# Spanish Moss



## james dilley (Mar 21, 2004)

So does anyone collect it?? I know in Mexico Its A big deal. They make A few dollars off of it, But does it have any real value?? And is it worth collecting here?? I know wheres hundreds of pounds that can be collected. So whats your take on not only Moss, But other wild plants for income?/


----------



## Big Dave (Feb 5, 2006)

Up here it is getting to where you need a pemit to gather Gensig in season. No permit needed for mushrooms or asparagus. I do not know if spanish moss is the same as spagnum moss, but we buy that stuff for the wifes wreath making when she does it. Sell alot rocks for landscaping up here also. Sold mistletoe at Christmas when I lived in Tennessee. Heck I heard of some one selling gold painted tumbleweeds for the holidays on ebay. I think any thing is sellable just gotta find the market :angel:


----------



## vicker (Jul 11, 2003)

They used to use spanish moss in vehicle upholstery, and folks used to make some cash collecting it. I didn't know there is still a market for it. Is there? :shrug: What is it used for?


----------



## Zebraman (Aug 11, 2006)

Hey Guys;Spanish Moss is a type of Tillandsia.It has a market here in CA.Nursey's sell it as an exotic.A 2-2 1/2 ft section sells for $25.00 to $40.00.Selling it from a wesite would be your best bet.-


----------



## Ramblin Wreck (Jun 10, 2005)

Big Dave said:


> Heck I heard of some one selling gold painted tumbleweeds for the holidays on ebay. I think any thing is sellable just gotta find the market :angel:


I've seen sweet gum balls and cockle burrs sold as "porcupine eggs" at some state fairs...and people actually bought them!!


----------



## MELOC (Sep 26, 2005)

Ramblin Wreck said:


> I've seen sweet gum balls and cockle burrs sold as "porcupine eggs" at some state fairs...and people actually bought them!!



bwahahahaha! 

was that next to the snipe hunting exhibit?


----------



## moonwolf (Sep 20, 2004)

MELOC said:


> bwahahahaha!
> 
> was that next to the snipe hunting exhibit?
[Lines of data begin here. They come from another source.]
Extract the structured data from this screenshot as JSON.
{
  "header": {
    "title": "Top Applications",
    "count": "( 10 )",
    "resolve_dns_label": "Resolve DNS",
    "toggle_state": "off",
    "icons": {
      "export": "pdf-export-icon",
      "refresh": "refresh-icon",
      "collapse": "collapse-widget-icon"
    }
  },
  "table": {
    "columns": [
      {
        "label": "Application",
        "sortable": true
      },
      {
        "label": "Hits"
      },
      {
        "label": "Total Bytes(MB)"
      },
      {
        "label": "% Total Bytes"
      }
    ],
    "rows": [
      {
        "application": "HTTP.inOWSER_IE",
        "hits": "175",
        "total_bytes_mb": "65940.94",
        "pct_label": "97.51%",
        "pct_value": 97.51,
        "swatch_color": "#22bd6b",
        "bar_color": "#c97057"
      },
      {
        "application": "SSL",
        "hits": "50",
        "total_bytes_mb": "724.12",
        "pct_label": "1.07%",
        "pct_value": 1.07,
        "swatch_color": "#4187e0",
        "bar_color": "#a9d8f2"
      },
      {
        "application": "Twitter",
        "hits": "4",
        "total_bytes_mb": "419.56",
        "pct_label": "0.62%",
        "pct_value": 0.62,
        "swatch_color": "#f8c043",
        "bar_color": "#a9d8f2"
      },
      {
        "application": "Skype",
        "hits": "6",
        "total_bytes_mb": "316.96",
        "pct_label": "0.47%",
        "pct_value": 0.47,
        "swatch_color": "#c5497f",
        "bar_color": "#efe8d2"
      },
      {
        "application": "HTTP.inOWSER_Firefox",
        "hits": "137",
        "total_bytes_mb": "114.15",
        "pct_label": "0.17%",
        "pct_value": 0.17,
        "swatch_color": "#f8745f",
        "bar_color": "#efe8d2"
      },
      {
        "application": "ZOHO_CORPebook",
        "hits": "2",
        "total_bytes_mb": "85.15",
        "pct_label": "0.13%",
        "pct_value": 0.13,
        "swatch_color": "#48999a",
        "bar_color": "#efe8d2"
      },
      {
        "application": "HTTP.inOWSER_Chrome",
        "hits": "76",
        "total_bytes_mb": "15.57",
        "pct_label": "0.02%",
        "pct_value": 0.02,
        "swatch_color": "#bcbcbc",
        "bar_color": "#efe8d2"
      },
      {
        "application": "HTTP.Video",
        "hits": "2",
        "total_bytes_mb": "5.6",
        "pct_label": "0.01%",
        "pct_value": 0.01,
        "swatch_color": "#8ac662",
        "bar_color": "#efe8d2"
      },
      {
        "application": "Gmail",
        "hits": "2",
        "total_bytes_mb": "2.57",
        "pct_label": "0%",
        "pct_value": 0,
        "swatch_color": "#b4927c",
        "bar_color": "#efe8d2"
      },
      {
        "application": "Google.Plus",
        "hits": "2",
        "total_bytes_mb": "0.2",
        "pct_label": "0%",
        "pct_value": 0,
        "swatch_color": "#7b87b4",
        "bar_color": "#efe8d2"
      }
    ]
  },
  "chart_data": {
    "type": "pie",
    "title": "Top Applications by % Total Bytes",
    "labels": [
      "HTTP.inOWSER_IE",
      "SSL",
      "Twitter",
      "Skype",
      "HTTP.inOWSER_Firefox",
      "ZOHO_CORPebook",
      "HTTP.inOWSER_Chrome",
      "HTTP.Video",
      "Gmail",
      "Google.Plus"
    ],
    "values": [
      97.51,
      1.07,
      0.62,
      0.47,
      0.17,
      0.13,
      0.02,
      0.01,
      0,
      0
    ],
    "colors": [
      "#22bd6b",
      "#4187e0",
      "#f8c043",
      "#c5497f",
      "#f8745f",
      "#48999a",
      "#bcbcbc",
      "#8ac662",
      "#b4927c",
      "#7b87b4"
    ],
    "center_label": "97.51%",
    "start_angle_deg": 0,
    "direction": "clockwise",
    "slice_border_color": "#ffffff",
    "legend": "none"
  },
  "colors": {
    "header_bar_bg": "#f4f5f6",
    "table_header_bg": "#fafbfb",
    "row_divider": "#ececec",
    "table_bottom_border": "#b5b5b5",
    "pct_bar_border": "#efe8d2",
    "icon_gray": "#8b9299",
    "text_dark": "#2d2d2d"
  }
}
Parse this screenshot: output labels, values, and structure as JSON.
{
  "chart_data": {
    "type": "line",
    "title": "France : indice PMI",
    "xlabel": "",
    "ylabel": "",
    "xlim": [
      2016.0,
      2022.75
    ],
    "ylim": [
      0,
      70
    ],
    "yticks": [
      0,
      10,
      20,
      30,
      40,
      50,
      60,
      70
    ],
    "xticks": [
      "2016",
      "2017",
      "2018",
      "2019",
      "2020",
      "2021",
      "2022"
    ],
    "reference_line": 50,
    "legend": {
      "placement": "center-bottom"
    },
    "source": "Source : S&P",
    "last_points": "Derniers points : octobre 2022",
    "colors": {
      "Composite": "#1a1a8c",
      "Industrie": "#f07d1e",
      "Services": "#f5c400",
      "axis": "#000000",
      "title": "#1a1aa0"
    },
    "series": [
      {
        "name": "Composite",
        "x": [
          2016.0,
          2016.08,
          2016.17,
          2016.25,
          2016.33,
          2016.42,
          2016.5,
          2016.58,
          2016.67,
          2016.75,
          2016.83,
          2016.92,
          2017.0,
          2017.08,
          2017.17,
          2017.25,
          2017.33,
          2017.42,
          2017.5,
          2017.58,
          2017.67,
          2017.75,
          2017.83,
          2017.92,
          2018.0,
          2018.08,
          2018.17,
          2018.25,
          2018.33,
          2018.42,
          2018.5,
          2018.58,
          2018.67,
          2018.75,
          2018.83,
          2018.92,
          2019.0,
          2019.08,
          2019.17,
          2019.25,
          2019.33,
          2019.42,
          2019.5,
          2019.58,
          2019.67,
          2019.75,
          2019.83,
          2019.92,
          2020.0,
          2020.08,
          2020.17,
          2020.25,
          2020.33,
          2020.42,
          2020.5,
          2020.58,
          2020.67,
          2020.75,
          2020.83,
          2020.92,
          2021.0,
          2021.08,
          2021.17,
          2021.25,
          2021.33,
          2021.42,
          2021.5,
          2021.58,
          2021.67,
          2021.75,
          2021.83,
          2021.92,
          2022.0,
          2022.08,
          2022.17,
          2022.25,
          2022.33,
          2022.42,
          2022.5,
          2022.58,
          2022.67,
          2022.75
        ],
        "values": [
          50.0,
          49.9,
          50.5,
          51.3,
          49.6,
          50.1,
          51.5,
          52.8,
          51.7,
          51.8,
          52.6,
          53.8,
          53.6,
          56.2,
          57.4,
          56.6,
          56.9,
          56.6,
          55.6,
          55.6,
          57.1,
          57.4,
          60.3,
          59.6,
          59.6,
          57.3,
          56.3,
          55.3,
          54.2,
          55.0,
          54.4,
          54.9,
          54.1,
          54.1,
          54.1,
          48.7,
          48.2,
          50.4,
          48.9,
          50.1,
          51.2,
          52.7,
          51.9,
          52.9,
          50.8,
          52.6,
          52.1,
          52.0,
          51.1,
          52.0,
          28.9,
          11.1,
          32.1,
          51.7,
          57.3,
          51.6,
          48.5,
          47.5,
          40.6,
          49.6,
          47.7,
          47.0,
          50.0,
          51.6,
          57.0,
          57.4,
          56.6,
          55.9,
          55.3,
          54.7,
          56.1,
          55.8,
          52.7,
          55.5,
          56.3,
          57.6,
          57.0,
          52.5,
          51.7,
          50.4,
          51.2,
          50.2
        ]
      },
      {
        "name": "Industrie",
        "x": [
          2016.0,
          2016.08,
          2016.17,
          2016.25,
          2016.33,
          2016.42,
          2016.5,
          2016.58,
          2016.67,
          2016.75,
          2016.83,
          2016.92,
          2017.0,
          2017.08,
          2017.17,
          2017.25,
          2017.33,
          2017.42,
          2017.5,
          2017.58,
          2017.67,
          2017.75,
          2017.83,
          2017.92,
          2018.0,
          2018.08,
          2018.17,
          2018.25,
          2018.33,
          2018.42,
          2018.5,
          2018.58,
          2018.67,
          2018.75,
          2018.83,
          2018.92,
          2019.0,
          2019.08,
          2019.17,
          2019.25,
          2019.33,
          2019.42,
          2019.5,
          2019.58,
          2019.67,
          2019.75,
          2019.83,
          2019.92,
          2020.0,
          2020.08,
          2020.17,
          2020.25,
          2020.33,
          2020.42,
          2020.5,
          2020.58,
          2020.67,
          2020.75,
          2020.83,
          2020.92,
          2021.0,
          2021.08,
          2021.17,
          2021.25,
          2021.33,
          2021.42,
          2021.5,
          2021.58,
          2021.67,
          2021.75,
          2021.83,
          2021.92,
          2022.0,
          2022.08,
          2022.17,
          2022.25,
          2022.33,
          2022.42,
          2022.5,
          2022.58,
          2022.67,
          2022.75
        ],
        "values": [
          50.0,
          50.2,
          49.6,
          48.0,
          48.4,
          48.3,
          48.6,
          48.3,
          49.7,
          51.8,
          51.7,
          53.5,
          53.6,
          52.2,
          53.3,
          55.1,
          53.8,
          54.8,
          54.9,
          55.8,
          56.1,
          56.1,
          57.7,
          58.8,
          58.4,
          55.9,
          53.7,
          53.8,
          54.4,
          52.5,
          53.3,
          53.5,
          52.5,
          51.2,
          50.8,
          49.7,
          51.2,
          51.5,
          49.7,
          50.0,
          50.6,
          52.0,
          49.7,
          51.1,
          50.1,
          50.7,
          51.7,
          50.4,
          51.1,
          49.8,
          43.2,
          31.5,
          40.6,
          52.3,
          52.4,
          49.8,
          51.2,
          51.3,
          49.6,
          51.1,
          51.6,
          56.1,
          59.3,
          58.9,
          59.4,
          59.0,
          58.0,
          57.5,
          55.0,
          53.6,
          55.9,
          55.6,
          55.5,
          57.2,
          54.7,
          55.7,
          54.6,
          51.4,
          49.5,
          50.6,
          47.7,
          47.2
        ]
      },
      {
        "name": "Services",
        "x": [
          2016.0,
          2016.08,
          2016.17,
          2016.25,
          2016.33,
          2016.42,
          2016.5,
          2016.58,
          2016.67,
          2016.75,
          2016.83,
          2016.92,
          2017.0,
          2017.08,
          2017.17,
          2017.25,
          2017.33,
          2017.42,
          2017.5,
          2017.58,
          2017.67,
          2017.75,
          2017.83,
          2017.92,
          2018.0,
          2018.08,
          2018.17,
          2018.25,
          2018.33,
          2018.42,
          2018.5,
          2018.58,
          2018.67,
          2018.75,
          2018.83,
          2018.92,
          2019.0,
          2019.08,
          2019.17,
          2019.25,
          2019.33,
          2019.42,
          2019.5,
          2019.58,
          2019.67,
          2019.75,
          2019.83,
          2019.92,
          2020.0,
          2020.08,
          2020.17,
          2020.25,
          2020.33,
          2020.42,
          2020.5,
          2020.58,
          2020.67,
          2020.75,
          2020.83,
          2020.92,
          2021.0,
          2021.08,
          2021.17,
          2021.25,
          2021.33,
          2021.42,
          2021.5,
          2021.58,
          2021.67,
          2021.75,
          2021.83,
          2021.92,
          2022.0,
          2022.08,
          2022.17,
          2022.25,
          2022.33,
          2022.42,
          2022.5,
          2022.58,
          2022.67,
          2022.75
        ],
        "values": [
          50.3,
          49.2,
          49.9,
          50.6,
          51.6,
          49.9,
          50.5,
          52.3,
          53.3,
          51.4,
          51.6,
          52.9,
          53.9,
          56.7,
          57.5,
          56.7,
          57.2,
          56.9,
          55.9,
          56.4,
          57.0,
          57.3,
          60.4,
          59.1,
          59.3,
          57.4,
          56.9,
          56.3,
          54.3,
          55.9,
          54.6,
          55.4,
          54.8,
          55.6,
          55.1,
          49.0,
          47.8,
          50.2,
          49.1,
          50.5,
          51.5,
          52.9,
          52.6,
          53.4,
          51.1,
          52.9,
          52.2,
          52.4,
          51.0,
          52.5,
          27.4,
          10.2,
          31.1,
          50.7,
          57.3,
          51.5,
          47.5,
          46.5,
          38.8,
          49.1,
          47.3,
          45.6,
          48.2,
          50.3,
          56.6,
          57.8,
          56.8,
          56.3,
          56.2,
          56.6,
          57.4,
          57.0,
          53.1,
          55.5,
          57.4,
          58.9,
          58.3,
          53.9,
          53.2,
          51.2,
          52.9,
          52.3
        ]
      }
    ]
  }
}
don't discount that snipe hunting isn't a real activity.










Snipe Hunting Anyone? 

Yes, and you really CAN get a moose poop necklace for your favourite girlfriend!


----------



## MELOC (Sep 26, 2005)

yeah moonwolf, i saw the snipe photo on the singletree. it is a saying though. are they good eatin'? :shrug: lol


----------